According to Falana, “Since 1999, we have had this terrible experience of a ruling party trying to populate the electoral body with party loyalists and sympathisers, and that was what led to the amendment of the constitution.
“Successive regimes in Nigeria, Yar’Adua’s regime, Jonathan’s regime, and Buhari’s regime have all set up electoral reform committees or panels to make recommendations that will assist the government to have credible elections.
“In the case of President Tinubu as a leader of the CAN, he set up a committee for electoral reforms to campaign for the implementation of the recommendations of the Uwais Panel, and one of them is that we must have independent umpires in every material particular.
“You can’t have a card-carrying member of a political party or a loyalist of a political party to be a Resident Electoral Commissioner or a national commissioner; you complicate the problem for INEC to have credible elections.”
Similarly, Samson Itodo, the Executive Director of YIAGA Africa, kicked against the confirmation of seven out of the 10 newly RECs by the senate.
Itodo claimed that the politicians were obsessed with securing INEC to give them an advantage at the polls.
“Some of those nominees did not meet the constitutional test of non-partisanship because the constitution is very clear – Section 156 as well as paragraph 14 of the Third Schedule,” he said.
Itodo further stated that the people we appoint into the electoral commission must not have partisan affiliations.
“It is public knowledge that some nominees who were confirmed today are not just party members, but they have been seen, there are videos and images to show that these individuals have also campaigned for political parties.”
‘There was one statement that was made today and that was the fact that politicians are interested in capturing INEC so they can secure electoral victory in subsequent elections.
“How do you expect Nigerians to be confident about the integrity of the electoral commission? if INEC is manned by those with political leanings, “ he added.

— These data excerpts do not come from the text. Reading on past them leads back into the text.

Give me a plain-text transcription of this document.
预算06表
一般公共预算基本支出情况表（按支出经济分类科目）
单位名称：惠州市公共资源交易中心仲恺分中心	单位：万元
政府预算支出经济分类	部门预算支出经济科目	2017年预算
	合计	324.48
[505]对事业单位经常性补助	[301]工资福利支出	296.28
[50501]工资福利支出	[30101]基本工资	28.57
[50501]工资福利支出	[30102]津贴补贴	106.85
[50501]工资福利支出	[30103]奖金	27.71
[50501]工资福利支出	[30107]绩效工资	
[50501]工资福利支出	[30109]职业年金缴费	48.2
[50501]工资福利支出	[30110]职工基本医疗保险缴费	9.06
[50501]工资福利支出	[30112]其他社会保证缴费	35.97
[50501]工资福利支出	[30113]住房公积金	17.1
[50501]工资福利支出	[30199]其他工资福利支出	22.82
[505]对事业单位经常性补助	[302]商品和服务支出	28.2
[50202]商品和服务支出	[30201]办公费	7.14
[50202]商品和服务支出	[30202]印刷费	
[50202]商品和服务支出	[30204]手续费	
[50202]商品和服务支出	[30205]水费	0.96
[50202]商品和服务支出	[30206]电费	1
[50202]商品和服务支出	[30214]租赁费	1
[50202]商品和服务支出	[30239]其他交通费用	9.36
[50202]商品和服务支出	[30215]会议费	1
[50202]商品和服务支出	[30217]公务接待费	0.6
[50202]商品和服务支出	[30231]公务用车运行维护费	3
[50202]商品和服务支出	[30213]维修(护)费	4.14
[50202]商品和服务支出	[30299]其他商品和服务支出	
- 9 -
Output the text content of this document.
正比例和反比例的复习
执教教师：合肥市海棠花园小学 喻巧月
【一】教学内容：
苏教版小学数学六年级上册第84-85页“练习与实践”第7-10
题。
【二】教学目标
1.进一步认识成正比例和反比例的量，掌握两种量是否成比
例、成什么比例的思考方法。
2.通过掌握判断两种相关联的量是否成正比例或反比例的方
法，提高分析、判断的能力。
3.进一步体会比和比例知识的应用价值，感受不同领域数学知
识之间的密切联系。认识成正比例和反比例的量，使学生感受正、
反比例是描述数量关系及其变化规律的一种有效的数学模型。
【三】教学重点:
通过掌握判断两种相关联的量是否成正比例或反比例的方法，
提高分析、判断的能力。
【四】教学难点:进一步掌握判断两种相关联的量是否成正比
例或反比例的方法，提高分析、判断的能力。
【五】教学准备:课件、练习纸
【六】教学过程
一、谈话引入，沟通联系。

Chairman of the People’s Democratic Party (PDP) in Akwa Ibom State, Aniekan Akpan, and the Secretary, Harrison Ekpo, last week Tuesday sued President Bola Tinubu and the Senate at the Federal High Court, Abuja, over the appointment of Etekamba Umoren as the state’s Resident Electoral Commissioner (REC).
In their originating summons, the plaintiffs are asking the court to, among others, declare that Umoren is not qualified to be appointed as REC, since he is a member of APC.
They attached to their summons coloured photographs of Umoren on campaign grounds adorning APC kits campaigning for the Senate President, Godswill Akpabio.
They are asking the court to declare the appointment of Umoren illegal, null and avoid, they noted that Tinubu failed to consult with the Council of State before making the appointment on October 25, 2023.
Earlier last week, the Coalition of Civil Society Organisations (CSOs) had cautioned the Senate against confirming the nominees as RECs over concerns of partisanship.
In a petition jointly signed by 17 CSOs, the coalition specifically asked the upper legislative chamber to reject the Akwa Ibom and Edo States nominees because they are involved in partisan activities.
The petition was sent to the Senate President and the Chairman of the Senate Committee on the Independent National Electoral Commission (INEC).
They also urged President Bola Tinubu to withdraw their nomination in the public interest and appoint other persons following the constitution and the Federal Character Act.